Kevin Strootman was already a warrior before joining Roma, but I don’t think anyone was expecting what the future was holding for him in both good and bad ways. It seemed, looking back now, as a sort of introduction to the Dutchman where heaven and hell suddenly merged into one. But, isn’t that just like Roma? Paroxysm seems like the club’s natural essence.

That winning streak of ten matches at the beginning of García’s tenure had an instrumental Strooman, an embodiment of technique, guile and power, all in one. For the first time in years, the supports of the good side of Rome were actually in the throes of the moment, fully expecting to kick J’s behind once and for all.

But in such Roman fashion, disgrace had to fall upon all. Strootman had to go through surgery after his injury against Napoli in March of 2014, disjointing Roma in the process. And as time went by, it was no longer about Roma: it was Strootman and the monster he had to face.

It was not one but two major injuries and there’s no need for me to recap those dark moments in the Dutchman’s life. There was neither grace nor glory in that rehabilitation; there was only pain and a healthy degree of stubbornness that made the entire process worthwhile.
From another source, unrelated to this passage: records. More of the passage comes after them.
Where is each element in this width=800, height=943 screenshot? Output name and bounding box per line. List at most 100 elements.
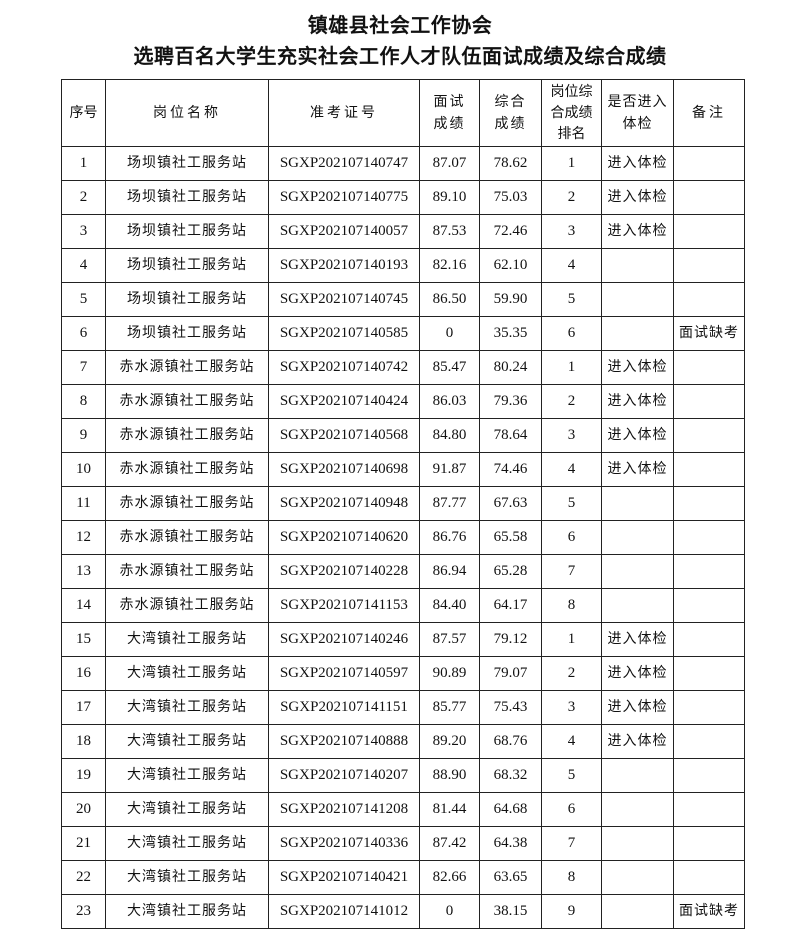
cell-seq: 9 bbox=[61, 418, 106, 453]
cell-physical: 进入体检 bbox=[601, 384, 674, 419]
cell-ticket: SGXP202107140207 bbox=[268, 758, 420, 793]
cell-ticket: SGXP202107140568 bbox=[268, 418, 420, 453]
cell-ticket: SGXP202107140228 bbox=[268, 554, 420, 589]
table-row: 18 大湾镇社工服务站 SGXP202107140888 89.20 68.76 4 进入体… bbox=[61, 724, 745, 759]
cell-remark bbox=[673, 384, 745, 419]
cell-seq: 12 bbox=[61, 520, 106, 555]
cell-composite: 64.68 bbox=[479, 792, 542, 827]
table-row: 11 赤水源镇社工服务站 SGXP202107140948 87.77 67.63 5 bbox=[61, 486, 745, 521]
cell-remark bbox=[673, 520, 745, 555]
cell-remark bbox=[673, 214, 745, 249]
cell-rank: 6 bbox=[541, 792, 602, 827]
cell-position: 赤水源镇社工服务站 bbox=[105, 588, 269, 623]
cell-interview: 86.76 bbox=[419, 520, 480, 555]
cell-rank: 3 bbox=[541, 418, 602, 453]
cell-interview: 85.47 bbox=[419, 350, 480, 385]
cell-seq: 21 bbox=[61, 826, 106, 861]
cell-remark: 面试缺考 bbox=[673, 316, 745, 351]
cell-interview: 84.40 bbox=[419, 588, 480, 623]
results-table: 序号 岗位名称 准考证号 面试成绩 综合成绩 岗位综合成绩排名 是否进入体检 备… bbox=[61, 79, 745, 929]
cell-ticket: SGXP202107140585 bbox=[268, 316, 420, 351]
header-physical: 是否进入体检 bbox=[601, 79, 674, 147]
cell-position: 场坝镇社工服务站 bbox=[105, 316, 269, 351]
cell-remark bbox=[673, 758, 745, 793]
cell-physical: 进入体检 bbox=[601, 622, 674, 657]
cell-rank: 3 bbox=[541, 214, 602, 249]
cell-remark bbox=[673, 146, 745, 181]
table-row: 6 场坝镇社工服务站 SGXP202107140585 0 35.35 6 面试缺考 bbox=[61, 316, 745, 351]
cell-interview: 84.80 bbox=[419, 418, 480, 453]
cell-seq: 8 bbox=[61, 384, 106, 419]
cell-interview: 86.03 bbox=[419, 384, 480, 419]
cell-ticket: SGXP202107140057 bbox=[268, 214, 420, 249]
cell-physical bbox=[601, 554, 674, 589]
cell-rank: 7 bbox=[541, 554, 602, 589]
cell-seq: 13 bbox=[61, 554, 106, 589]
cell-physical: 进入体检 bbox=[601, 656, 674, 691]
cell-position: 大湾镇社工服务站 bbox=[105, 860, 269, 895]
cell-rank: 8 bbox=[541, 860, 602, 895]
cell-rank: 4 bbox=[541, 248, 602, 283]
cell-rank: 1 bbox=[541, 350, 602, 385]
cell-rank: 3 bbox=[541, 690, 602, 725]
cell-seq: 11 bbox=[61, 486, 106, 521]
cell-remark bbox=[673, 452, 745, 487]
cell-ticket: SGXP202107141153 bbox=[268, 588, 420, 623]
cell-position: 场坝镇社工服务站 bbox=[105, 282, 269, 317]
cell-interview: 87.07 bbox=[419, 146, 480, 181]
cell-seq: 7 bbox=[61, 350, 106, 385]
cell-rank: 2 bbox=[541, 656, 602, 691]
cell-physical bbox=[601, 588, 674, 623]
cell-rank: 4 bbox=[541, 452, 602, 487]
cell-interview: 81.44 bbox=[419, 792, 480, 827]
cell-composite: 75.43 bbox=[479, 690, 542, 725]
cell-rank: 1 bbox=[541, 622, 602, 657]
cell-composite: 68.76 bbox=[479, 724, 542, 759]
cell-physical: 进入体检 bbox=[601, 690, 674, 725]
table-row: 16 大湾镇社工服务站 SGXP202107140597 90.89 79.07 2 进入体… bbox=[61, 656, 745, 691]
cell-interview: 87.57 bbox=[419, 622, 480, 657]
cell-position: 赤水源镇社工服务站 bbox=[105, 520, 269, 555]
header-rank: 岗位综合成绩排名 bbox=[541, 79, 602, 147]
cell-remark bbox=[673, 792, 745, 827]
header-remark: 备注 bbox=[673, 79, 745, 147]
cell-position: 大湾镇社工服务站 bbox=[105, 894, 269, 929]
cell-remark bbox=[673, 486, 745, 521]
header-ticket: 准考证号 bbox=[268, 79, 420, 147]
table-row: 23 大湾镇社工服务站 SGXP202107141012 0 38.15 9 面试缺考 bbox=[61, 894, 745, 929]
cell-ticket: SGXP202107140698 bbox=[268, 452, 420, 487]
cell-composite: 75.03 bbox=[479, 180, 542, 215]
cell-position: 场坝镇社工服务站 bbox=[105, 248, 269, 283]
cell-interview: 87.42 bbox=[419, 826, 480, 861]
cell-rank: 2 bbox=[541, 180, 602, 215]
cell-position: 赤水源镇社工服务站 bbox=[105, 452, 269, 487]
cell-physical: 进入体检 bbox=[601, 724, 674, 759]
table-row: 7 赤水源镇社工服务站 SGXP202107140742 85.47 80.24 1 进入体… bbox=[61, 350, 745, 385]
cell-remark bbox=[673, 826, 745, 861]
cell-ticket: SGXP202107141151 bbox=[268, 690, 420, 725]
cell-position: 大湾镇社工服务站 bbox=[105, 792, 269, 827]
cell-seq: 5 bbox=[61, 282, 106, 317]
cell-rank: 6 bbox=[541, 316, 602, 351]
cell-seq: 14 bbox=[61, 588, 106, 623]
table-row: 5 场坝镇社工服务站 SGXP202107140745 86.50 59.90 5 bbox=[61, 282, 745, 317]
cell-physical: 进入体检 bbox=[601, 180, 674, 215]
header-row: 序号 岗位名称 准考证号 面试成绩 综合成绩 岗位综合成绩排名 是否进入体检 备… bbox=[61, 79, 745, 147]
cell-ticket: SGXP202107140424 bbox=[268, 384, 420, 419]
cell-remark bbox=[673, 248, 745, 283]
cell-position: 大湾镇社工服务站 bbox=[105, 690, 269, 725]
cell-ticket: SGXP202107140742 bbox=[268, 350, 420, 385]
cell-physical bbox=[601, 520, 674, 555]
cell-position: 赤水源镇社工服务站 bbox=[105, 418, 269, 453]
cell-position: 场坝镇社工服务站 bbox=[105, 180, 269, 215]
cell-rank: 8 bbox=[541, 588, 602, 623]
cell-composite: 59.90 bbox=[479, 282, 542, 317]
cell-ticket: SGXP202107140747 bbox=[268, 146, 420, 181]
cell-composite: 67.63 bbox=[479, 486, 542, 521]
cell-interview: 87.77 bbox=[419, 486, 480, 521]
cell-position: 大湾镇社工服务站 bbox=[105, 656, 269, 691]
cell-seq: 10 bbox=[61, 452, 106, 487]
cell-physical: 进入体检 bbox=[601, 214, 674, 249]
table-row: 14 赤水源镇社工服务站 SGXP202107141153 84.40 64.17 8 bbox=[61, 588, 745, 623]
document-subtitle: 选聘百名大学生充实社会工作人才队伍面试成绩及综合成绩 bbox=[133, 44, 667, 68]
Roma fans no longer knew if they were going to see Kev on the pitch again.

He did it. He faced the monster and he won. Against all odds and against the uncertainty of it all, Kevin Strootman made his return in the best and most honorable way: through his football and through his quality as a player. Not just a testimonial return, but also a substantial one.

Dutch Jesuus made his revival after going through really dark periods in his career and Spaletti, the board, the players and the fans deserve recognition because of the support to Strootman, but Kev himself deserves the majority of the plaudits: surpassing one of these injuries is already a difficult ordeal; do it twice is something only a chosen few can do.

Warriors are born through pain. Kevin Strootman is a proof of that.